SIO 205 Estuarine & Coastal Processes (section 2123), Spring 2020 (4 units)

syllabus & course information

Instructor: Sarah Giddings

Class times: 31 March – 5 June, Tu-Th 09:00-10:20

Location: REMOTE – please contact me or sign in from canvas for the lecture links

Office hours: TBD or email me to set up an appointment

full schedule and course material here

course summary:

This course will cover estuarine and coastal processes. While the bulk of the course will focus on the physical dynamics, topics will include biological, chemical, and ecosystem dynamics and interactions in estuaries and river plumes. The course will cover the following topics: Review of fluid mechanics, open channel flow (turbulence and the bottom boundary layer), tides (origin and propagation in estuaries), stratified turbulence, estuarine classification and types (mixed, fjords, inverse, etc.), tidally averaged dynamics, subtidal time dependence, intratidal variations, lateral processes, dispersion mechanisms, sediment transport, glacial fjords, estuarine productivity (including nutrient delivery, eutrophication and oxygen depletion), estuarine ecosystems (benthic, intertidal, fisheries, etc.), river plumes, wind-driven coastal upwelling, and estuarine fronts. The exact schedule and topics will be adjusted based on student’s interests!

requirements

While there are no required classes to participate in this class, some introduction to fluid mechanics or physical oceanography is helpful as is introductory calculus. Several homework assignments also are greatly simplified by using more advanced analysis tools (such as MATLAB or Python). Please check with the instructor if you have concerns about your background but note that this course is intended to be for an interdisciplinary group of students.

credit & homework:

In the past this course was heavily weighted by in-class participation. Given the current remote-only learning situation, this will no longer be part of the grade. Grades will be based on homework (50%) and a final project presentation (25%) and report (25%). Homework assignments are due by midnight on the due date, submitted as pdf files through Canvas. While most of this class encourages working in groups, submitted homework solutions must be the work of the submitting student (i.e., so even if you work together, no group reports). The final project will include data analysis and presentation of results from existing estuarine/coastal datasets and/or data collected during this class. I always encourage students to try to leverage their own research whenever possible, even if their work is not in an estuary or coastal region. Applying some of the concepts learned in this class to different environments can actually be quite fruitful.
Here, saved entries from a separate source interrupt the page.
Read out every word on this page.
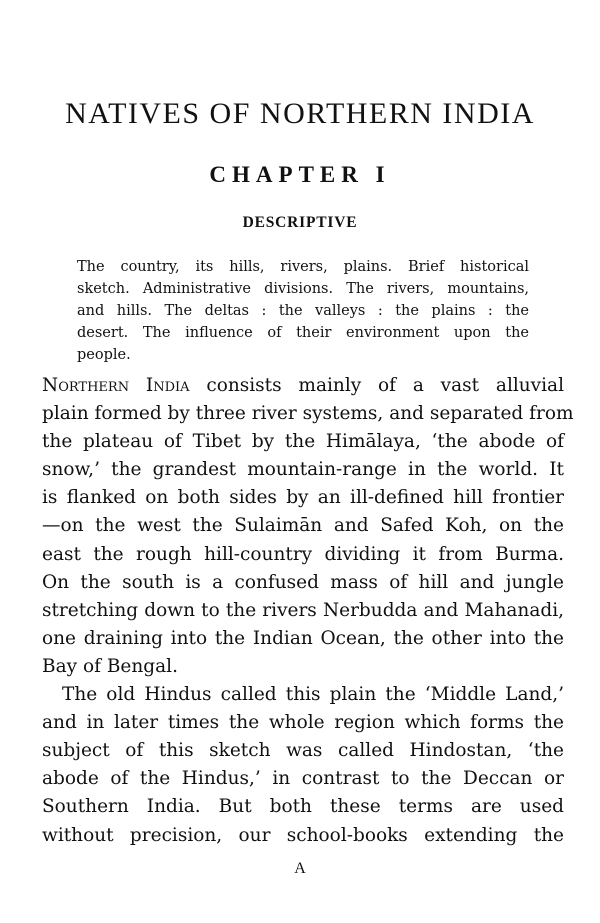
NATIVES OF NORTHERN INDIA
CHAPTER I
DESCRIPTIVE
The country, its hills, rivers, plains. Brief historical
sketch. Administrative divisions. The rivers, mountains,
and hills. The deltas : the valleys : the plains : the
desert. The influence of their environment upon the
people.
Northern India consists mainly of a vast alluvial
plain formed by three river systems, and separated from
the plateau of Tibet by the Himālaya, ‘the abode of
snow,’ the grandest mountain-range in the world. It
is flanked on both sides by an ill-defined hill frontier
—on the west the Sulaimān and Safed Koh, on the
east the rough hill-country dividing it from Burma.
On the south is a confused mass of hill and jungle
stretching down to the rivers Nerbudda and Mahanadi,
one draining into the Indian Ocean, the other into the
Bay of Bengal.
The old Hindus called this plain the ‘Middle Land,’
and in later times the whole region which forms the
subject of this sketch was called Hindostan, ‘the
abode of the Hindus,’ in contrast to the Deccan or
Southern India. But both these terms are used
without precision, our school-books extending the
A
Unusual circumstances for Spring 2020:

Given our unusual remote-only situation for Spring 2020, and more importantly, the immense stressors on all of us given the Covid19 virus enforced shelter-at-home circumstances, it is likely to be an unusual term. As the UCSD campus community transitions to online instruction and working from home, please be aware that your Professors and Administrators are adapting at the same time that you are. For example, I have moved course content to Canvas for the first time, so please be patient as there are likely to be glitches. Most importantly, let us all pledge to remain respectful, supportive, and adaptable to ensure that educational goals are met. All participants in the course are bound by the UCSD Code of Conduct, found at: https://students.ucsd.edu/sponsor/student-conduct/policiesandprocedures.html. Please reach out to me directly if there are issues prohibiting your full engagement in the course so that we can find a workable solution. For more information on the remote-only setup for this class and suggestions for real-time remote lectures, homework submissions, etc., please see the course syllabus.

references:

Textbooks:
There are many textbooks that are compilations of papers about estuaries but no definitive text for this class. Thus we will be pulling from a variety of texts and papers. Some of particular interest  (particularly the first 2 although we may also use some papers from the third):

  • Contemporary Issues in Estuarine Physics, 2010, Ed. A Valle-Levinson. Cambridge University Press. Available on-line through UCSD here.
  • Estuarine Ecology, 2013, JW Day, BC Crump, WM Kemp, A Yanez-Arancibia. Wiley-Blackwell. Available on-line through UCSD here.
  • Treatise on Estuarine and Coastal Science, 2011, Ed. E Wolanski and D McLusky. Elsevier, Inc. Available on-line through USCD here.
  • Mixing in Inland and Coastal Waters, 1979, HB Fisher, EJ List, RCY Koh, J Imberger, and NH Brooks. Academic Press.